Enfin, comment envisagez-vous le syndicalisme alors que la planète brûle ?

Nos luttes syndicales s’imbriquent de fait de plus en plus avec les luttes écologistes. Il n’y aura pas de réelle bifurcation écologique (indispensable à notre survie collective) sans les travailleurs et travailleuses.

C’est une approche indispensable et pragmatique qui s’incarne déjà dans notre participation active dans le collectif de l’Alliance écologique et sociale (AES) qui rassemble organisations écologistes et syndicats. La lutte contre la liquidation du Fret SNCF avec SUD Rail, les appels aux moratoires sur les mégabassines, ou les grands projets autoroutiers comme l’A69, ou l’empêchement de l’enfouissement des déchets nucléaires à Bure en sont l’illustration.

Mais on estime également qu’il faut répondre aux craintes légitimes des travailleur·es qui sont les premiers à supporter le coût de la transition écologique telle qu’elle est tentée d’être menée actuellement. Ça passe par des revendications que l’on porte sur l’anticipation des reconversions qui doit être entre les mains des travailleur·es, un statut du ou de la salarié-e lors de la reconversion des entreprises polluantes (obligation de transférabilité des salaires, de reclassement, formation, le tout financé par un fonds patronal). Mais c’est aussi protéger ceux et celles qui vont être les plus démuni·es face au dérèglement climatique : développement massif de transports publics, réhabilitation de logements, transformer l’agriculture vers un modèle agro-écologique…

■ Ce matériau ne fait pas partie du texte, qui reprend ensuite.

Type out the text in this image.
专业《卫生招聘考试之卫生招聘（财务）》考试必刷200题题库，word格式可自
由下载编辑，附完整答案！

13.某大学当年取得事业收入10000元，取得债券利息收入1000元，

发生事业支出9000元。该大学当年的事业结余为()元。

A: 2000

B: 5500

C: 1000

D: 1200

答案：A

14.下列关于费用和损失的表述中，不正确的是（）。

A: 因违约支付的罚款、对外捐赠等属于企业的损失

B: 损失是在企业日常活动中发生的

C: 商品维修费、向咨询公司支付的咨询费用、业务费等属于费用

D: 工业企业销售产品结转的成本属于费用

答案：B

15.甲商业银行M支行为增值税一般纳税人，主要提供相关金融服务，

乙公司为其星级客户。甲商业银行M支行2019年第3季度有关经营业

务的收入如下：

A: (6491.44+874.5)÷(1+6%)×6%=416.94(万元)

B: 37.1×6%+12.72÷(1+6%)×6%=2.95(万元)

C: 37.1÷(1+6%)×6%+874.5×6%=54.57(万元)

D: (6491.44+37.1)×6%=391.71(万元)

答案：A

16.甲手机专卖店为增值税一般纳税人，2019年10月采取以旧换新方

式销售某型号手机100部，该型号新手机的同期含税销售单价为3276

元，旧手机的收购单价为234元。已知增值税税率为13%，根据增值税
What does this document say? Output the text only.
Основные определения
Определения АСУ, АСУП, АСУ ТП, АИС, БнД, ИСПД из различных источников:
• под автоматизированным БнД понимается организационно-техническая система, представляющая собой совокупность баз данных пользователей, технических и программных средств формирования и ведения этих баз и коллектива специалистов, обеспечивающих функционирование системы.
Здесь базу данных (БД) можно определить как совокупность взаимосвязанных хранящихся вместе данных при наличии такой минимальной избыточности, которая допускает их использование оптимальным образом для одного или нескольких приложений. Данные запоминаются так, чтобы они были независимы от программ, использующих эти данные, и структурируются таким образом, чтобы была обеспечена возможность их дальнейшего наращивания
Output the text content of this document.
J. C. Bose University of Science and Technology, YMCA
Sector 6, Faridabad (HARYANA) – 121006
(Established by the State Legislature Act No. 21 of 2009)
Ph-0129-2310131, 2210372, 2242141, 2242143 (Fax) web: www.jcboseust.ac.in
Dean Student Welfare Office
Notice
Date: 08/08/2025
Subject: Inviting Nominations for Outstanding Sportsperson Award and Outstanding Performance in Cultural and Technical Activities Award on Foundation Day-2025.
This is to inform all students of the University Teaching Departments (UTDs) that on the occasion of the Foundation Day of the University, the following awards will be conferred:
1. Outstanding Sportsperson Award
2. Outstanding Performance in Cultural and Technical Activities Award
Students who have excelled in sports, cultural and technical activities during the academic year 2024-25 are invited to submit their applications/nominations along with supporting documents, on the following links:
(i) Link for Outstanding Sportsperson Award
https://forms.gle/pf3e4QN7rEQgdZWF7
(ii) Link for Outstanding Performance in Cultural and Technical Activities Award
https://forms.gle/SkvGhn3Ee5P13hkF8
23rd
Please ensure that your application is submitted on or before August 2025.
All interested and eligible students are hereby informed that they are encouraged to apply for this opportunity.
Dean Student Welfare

Autant dire que le gouvernement Barnier avec ses 40 milliards de diminution des dépenses publiques ne s’oriente pas du tout vers les politiques publiques indispensables à la bifurcation écologique... Là aussi les combats syndicaux seront primordiaux. o

 

* Murielle Guilbert est est co-déléguée générale à l’Union syndicale Solidaires.